Deep reinforcement learning provides a promising approach for vision-based control of real-world robots. However, the generalization of such models depends critically on the quantity and variety of data available for training. This data can be difficult to obtain for some types of robotic systems, such as fragile, small-scale quadrotors. Simulated rendering and physics can provide for much larger datasets, but such data is inherently of lower quality: many of the phenomena that make the real-world autonomous flight problem challenging, such as complex physics and air currents, are modeled poorly or not at all, and the systematic differences between simulation and the real world are typically impossible to eliminate. In this work, we investigate how data from both simulation and the real world can be combined in a hybrid deep reinforcement learning algorithm. Our method uses real-world data to learn about the dynamics of the system, and simulated data to learn a generalizable perception system that can enable the robot to avoid collisions using only a monocular camera. We demonstrate our approach on a real-world nano aerial vehicle collision avoidance task, showing that with only an hour of real-world data, the quadrotor can avoid collisions in new environments with various lighting conditions and geometry. Code, instructions for building the aerial vehicles, and videos of the experiments can be found at github.com/gkahn13/GtS

Figures (5)

• Figure 1: Our autonomous quadrotor navigating a building from raw monocular images using a learned collision avoidance policy trained with a simulator and one hour of real-world data.
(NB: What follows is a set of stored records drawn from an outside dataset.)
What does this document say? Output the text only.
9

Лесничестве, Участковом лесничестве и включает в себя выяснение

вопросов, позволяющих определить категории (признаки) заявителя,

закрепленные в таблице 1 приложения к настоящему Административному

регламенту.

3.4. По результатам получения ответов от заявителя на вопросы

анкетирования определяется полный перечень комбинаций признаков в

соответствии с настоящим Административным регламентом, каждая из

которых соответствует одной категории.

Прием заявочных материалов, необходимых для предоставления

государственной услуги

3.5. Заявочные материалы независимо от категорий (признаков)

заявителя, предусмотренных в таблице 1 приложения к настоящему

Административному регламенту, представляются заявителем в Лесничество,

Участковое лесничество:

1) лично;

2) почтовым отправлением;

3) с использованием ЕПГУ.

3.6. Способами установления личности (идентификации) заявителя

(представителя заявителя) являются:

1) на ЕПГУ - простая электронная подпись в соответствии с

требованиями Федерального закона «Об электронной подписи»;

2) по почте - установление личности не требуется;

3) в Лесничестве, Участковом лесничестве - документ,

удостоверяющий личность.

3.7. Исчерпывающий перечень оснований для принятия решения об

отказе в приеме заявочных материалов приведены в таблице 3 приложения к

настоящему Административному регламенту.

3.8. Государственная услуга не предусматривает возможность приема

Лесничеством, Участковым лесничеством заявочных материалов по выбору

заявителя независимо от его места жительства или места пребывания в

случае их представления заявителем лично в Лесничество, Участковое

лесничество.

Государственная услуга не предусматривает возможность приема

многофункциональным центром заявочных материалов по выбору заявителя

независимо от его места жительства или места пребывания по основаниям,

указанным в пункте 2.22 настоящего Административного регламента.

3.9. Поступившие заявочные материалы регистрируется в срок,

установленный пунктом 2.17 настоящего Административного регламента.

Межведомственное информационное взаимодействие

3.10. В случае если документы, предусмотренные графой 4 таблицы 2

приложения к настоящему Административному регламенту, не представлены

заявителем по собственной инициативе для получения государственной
• Figure 2: Our approach for leveraging both a simulator and real-world data. In simulation, we run reinforcement learning in order to learn a task-specific deep neural network Q-function model. Using real-world data from running the robot, we learn a deep neural network model that predicts future rewards given the current state and a future sequence of actions; this model can be used to form a control policy by selecting actions that maximize future rewards. In order to learn a generalizable reward prediction model with only an hours worth of real-world data, we transfer the perception neural network layers from the Q-function trained in simulation to be the perception module for the reward predictor. Our experiments demonstrate that (1) fine-tuning the Q-function on real-world data does not lead to good performance, (2) the reward predictor is better suited for real-world learning due to the limited amount of real-world data, and (3) learning a task-specific model in simulation improves transfer of the perception module.
• Figure 3: A subset of the environments used for simulation training.
• Figure 4: Our learning-based approach, using only the onboard, grayscale, $72 \times 96$ resolution camera images, flying through a straight, curved, and zig-zag hallway.
• Figure 5: Example failure: collision with a glass door.